The sample population took some actions to prepare for the pandemic. In particular, respondents reported stocking cleaning materials. What is less clear is if respondents could not afford or did not deem necessary taking other precautionary measures such as stocking food supplies. The findings also suggest that this population is vulnerable to the economic effects of government measures to contain the pandemic. Nearly 56 percent reported not paying rent within the last 30 days and 9 out of 10 respondents reported they had difficulty covering their expenses as well as the same proportion stating that they had skipped a meal or reduced consumption. This is compounded by the fact most nearly 68 percent reported having received no support to offset the impact of COVID-19 on their household. Of those who had received support only 5 percent recorded support from NGO’s or the government. We would suggest more direct support not only from the government agencies but also NGOs. Direct cash assistance may be a more targeted way to directly help this vulnerable population and address the immediate economic concerns such as reduction in food consumption and not being able to pay rent.

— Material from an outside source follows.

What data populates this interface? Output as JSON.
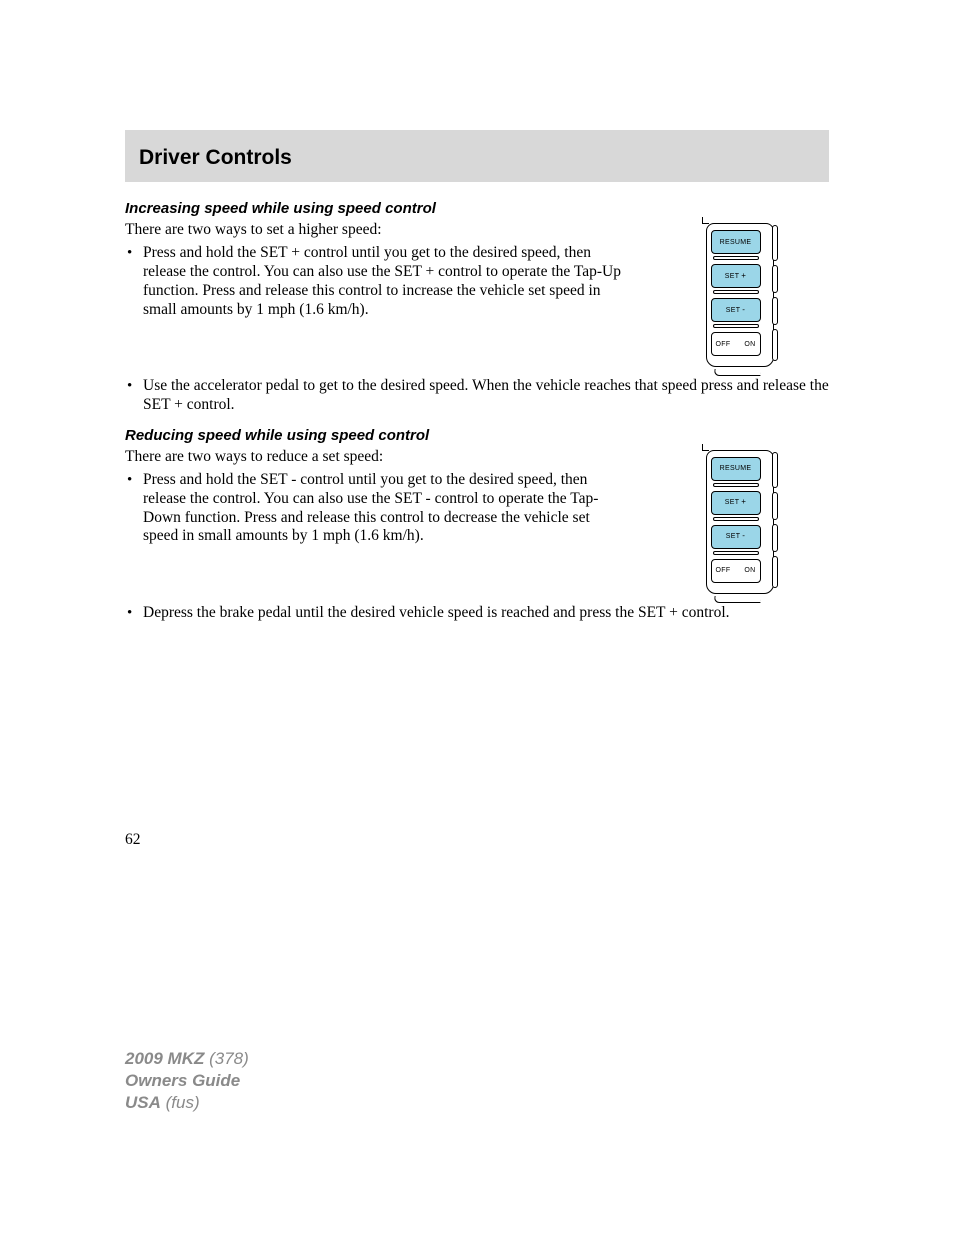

The government has taken several measures to cushion the vulnerable population including a reduction in VAT from 16 percent to 14 percent, a temporary suspension of listing with Credit Reference Bureaus (CRB) for loan defaulters and offering 100 percent tax relief for those earning a gross of less than Ksh. 24,000. An additional Ksh. 10 billion was also offered to support the elderly, orphans and other vulnerable populations through cash transfers. It is unclear if these measures have simply not been noticed by respondents of this survey or if these measures are poorly targeted to the needs of this population. This suggests that there’s still significant room for the government to work more closely with the non-governmental organizations and donor communities to improve targeting of vulnerable populations to ensure funds reach the designated beneficiaries.

Since this survey the government has taken some more steps to lessen the economic fallout from its initial measures by revoking the cessation of movement it had place in and out of Nairobi and adjusting the curfew from dusk to 11pm and now 9pm. This suggests that policy makers are cognizant of the economic effects of their actions but continue to try and balance economic and health concerns. We would recommend that the government continues to do this and put greater emphasis on prevention measures such as wearing of masks, hand washing, and limiting social gatherings but encouraging a resumption of economic activity where possible.